Unicommerce eSolutions is valued at P/Ex of 84.6 times on FY24 earnings, said Indsec Research. "We believe the issue is priced fairly given the strong prospects of the eCommerce SaaS market. We have a 'subscribe' rating on the company," it said.
Indsec Research is positive on the company's integrated eCommerce enablement SaaS platform which is placed in the core area of transaction processing; no listed player in this space which is profitable; net revenue retention; sticky nature of the integration ensures the longevity of the client relationship, leading to high recurring revenue.
Unicommerce eSolutions has raised Rs 124.5 crore through its 11 anchor investors, where it allocated 1,15,23,831 shares at Rs 108 apiece. It reported a net profit of Rs 13.08 crore for the year ended on March 31, 2024, while its profit stood at Rs 6.48 crore in the year ago period. The company's revenue stood at Rs 109.43 crore for FY24 and Rs 92.97 crore in the fiscal year 2022-23.

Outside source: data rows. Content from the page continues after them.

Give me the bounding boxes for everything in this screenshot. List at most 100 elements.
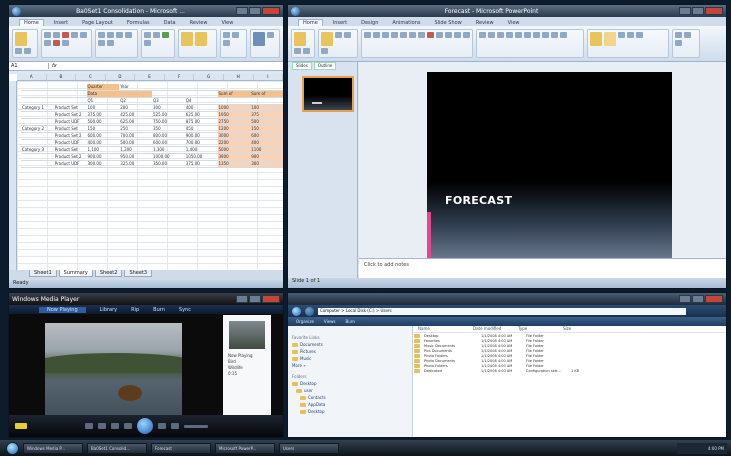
font-group[interactable] — [40, 29, 92, 58]
table-cell[interactable]: 1,300 — [152, 147, 185, 153]
table-cell[interactable] — [21, 133, 54, 139]
table-cell[interactable]: 700.00 — [119, 133, 152, 139]
tab-formulas[interactable]: Formulas — [123, 20, 154, 26]
alignment-group[interactable] — [94, 29, 139, 58]
taskbar-button[interactable]: Windows Media P... — [23, 442, 83, 454]
table-cell[interactable]: 700.00 — [185, 140, 218, 146]
tab-insert[interactable]: Insert — [329, 20, 351, 26]
mute-icon[interactable] — [170, 423, 179, 429]
table-cell[interactable] — [21, 154, 54, 160]
table-cell[interactable]: 250 — [119, 126, 152, 132]
favorite-link[interactable]: Documents — [292, 341, 408, 348]
tab-page-layout[interactable]: Page Layout — [78, 20, 117, 26]
repeat-icon[interactable] — [97, 423, 106, 429]
table-cell[interactable]: Q4 — [185, 98, 218, 104]
maximize-button[interactable] — [692, 295, 704, 303]
taskbar-button[interactable]: Microsoft PowerP... — [215, 442, 275, 454]
number-group[interactable] — [141, 29, 175, 58]
table-cell[interactable] — [185, 84, 218, 90]
table-cell[interactable]: Product UDF — [54, 119, 87, 125]
table-cell[interactable]: 150 — [87, 126, 120, 132]
table-cell[interactable]: 1350 — [217, 161, 251, 167]
table-cell[interactable]: 5000 — [217, 147, 251, 153]
tab-now-playing[interactable]: Now Playing — [39, 306, 86, 313]
slide-thumbnail[interactable] — [302, 76, 354, 112]
table-cell[interactable]: Category 3 — [21, 147, 54, 153]
stop-icon[interactable] — [110, 423, 119, 429]
table-cell[interactable]: 450 — [185, 126, 218, 132]
play-pause-button[interactable] — [136, 418, 153, 434]
table-cell[interactable] — [21, 161, 54, 167]
worksheet[interactable]: ABCDEFGHI Quarter Year Data Sum of Sum of Q1 Q… — [9, 74, 283, 270]
table-cell[interactable] — [218, 84, 251, 90]
column-header[interactable]: Size — [559, 326, 589, 332]
table-cell[interactable]: 325.00 — [119, 161, 152, 167]
tree-item[interactable]: Contacts — [292, 394, 408, 401]
table-cell[interactable]: 800.00 — [152, 133, 185, 139]
table-cell[interactable]: 500 — [250, 119, 283, 125]
burn-button[interactable]: Burn — [346, 319, 355, 324]
minimize-button[interactable] — [679, 295, 691, 303]
table-cell[interactable] — [54, 91, 87, 97]
column-header[interactable]: Name — [414, 326, 469, 332]
tab-design[interactable]: Design — [357, 20, 382, 26]
table-cell[interactable] — [21, 140, 54, 146]
table-cell[interactable]: 1950 — [217, 112, 251, 118]
table-cell[interactable]: Data — [86, 91, 120, 97]
table-cell[interactable]: 500.00 — [119, 140, 152, 146]
close-button[interactable] — [705, 7, 723, 15]
table-cell[interactable]: Product Set 2 — [54, 154, 87, 160]
table-cell[interactable]: Product UDF — [54, 140, 87, 146]
table-row[interactable]: Product UDF 300.00 325.00 350.00 375.00 1350 3… — [21, 161, 283, 168]
previous-icon[interactable] — [123, 423, 132, 429]
table-cell[interactable]: Sum of — [250, 91, 283, 97]
table-cell[interactable]: 400 — [185, 105, 218, 111]
table-cell[interactable]: 500.00 — [87, 119, 120, 125]
table-cell[interactable]: 375 — [250, 112, 283, 118]
table-cell[interactable]: 1000.00 — [152, 154, 185, 160]
minimize-button[interactable] — [236, 7, 248, 15]
table-cell[interactable] — [185, 91, 218, 97]
slides-group[interactable] — [318, 29, 358, 58]
table-cell[interactable]: Year — [119, 84, 152, 90]
clipboard-group[interactable] — [291, 29, 315, 58]
table-cell[interactable]: 350.00 — [152, 161, 185, 167]
table-cell[interactable]: 3000 — [217, 133, 251, 139]
table-cell[interactable] — [119, 91, 152, 97]
table-cell[interactable]: Quarter — [86, 84, 120, 90]
cut-icon[interactable] — [15, 48, 22, 54]
tab-view[interactable]: View — [217, 20, 237, 26]
name-box[interactable]: A1 — [9, 63, 49, 69]
tab-sync[interactable]: Sync — [179, 307, 191, 313]
table-row[interactable]: Category 2 Product Set 150 250 350 450 1200 150 — [21, 126, 283, 133]
tab-rip[interactable]: Rip — [131, 307, 139, 313]
explorer-titlebar[interactable] — [288, 293, 726, 305]
table-cell[interactable]: 1,100 — [87, 147, 120, 153]
table-cell[interactable]: Product Set — [54, 147, 87, 153]
table-row[interactable]: Category 1 Product Set 100 200 300 400 1000 100 — [21, 105, 283, 112]
ppt-titlebar[interactable]: Forecast - Microsoft PowerPoint — [288, 5, 726, 17]
copy-icon[interactable] — [24, 48, 31, 54]
table-cell[interactable]: 300 — [152, 105, 185, 111]
table-cell[interactable] — [152, 91, 185, 97]
table-cell[interactable]: 375.00 — [185, 161, 218, 167]
pivot-table[interactable]: Quarter Year Data Sum of Sum of Q1 Q2 Q3 Q4 Categ… — [21, 84, 283, 168]
table-cell[interactable] — [250, 98, 283, 104]
table-cell[interactable]: 400 — [250, 140, 283, 146]
table-cell[interactable] — [250, 84, 283, 90]
shuffle-icon[interactable] — [84, 423, 93, 429]
table-cell[interactable]: 100 — [250, 105, 283, 111]
table-cell[interactable]: 200 — [119, 105, 152, 111]
table-cell[interactable] — [21, 91, 54, 97]
table-cell[interactable]: Product Set — [54, 126, 87, 132]
tree-item[interactable]: user — [292, 387, 408, 394]
table-cell[interactable]: 150 — [250, 126, 283, 132]
table-cell[interactable] — [54, 84, 87, 90]
table-cell[interactable]: 1000 — [217, 105, 251, 111]
tab-slides[interactable]: Slides — [292, 62, 312, 70]
tab-outline[interactable]: Outline — [313, 62, 337, 70]
table-cell[interactable]: 900.00 — [185, 133, 218, 139]
table-row[interactable]: Product Set 2 600.00 700.00 800.00 900.00 300… — [21, 133, 283, 140]
table-row[interactable]: Data Sum of Sum of — [21, 91, 283, 98]
table-cell[interactable]: Product UDF — [54, 161, 87, 167]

Mehta Equities believe that Unicommerce eSolutions brings investors a unique opportunity to invest in India's largest e-commerce enablement SaaS platform in the transaction processing layer. The company's comprehensive and modular suite of products, coupled with a vast range of plug-and-play integrations, makes it an essential component of its clients' tech stack.
"With its unique technology capabilities and continuous innovation, we believe the company is well positioned to capitalize on the expanding e-commerce enablement sector. Hence, we recommend investors to 'subscribe' to the Unicommerce eSolutions IPO with a long term perspective only," Mehta Equities said.
Unicommerce eSolutions has reserved 75 per cent of the net offer for the qualified institutional bidders (QIBs), while non-institutional investors (NIIs) will get 15 per cent of the net offer. Remaining 10 per cent of the net offer shall be allocated for retail investors.
IIFL Securities and CLSA India are the book running lead managers of the Unicommerce eSolutions IPO, while Link Intime India is the registrar for the issue. Shares of the company shall be listed at both BSE and NSE, with Tuesday, August 13 as the tentative date of listing.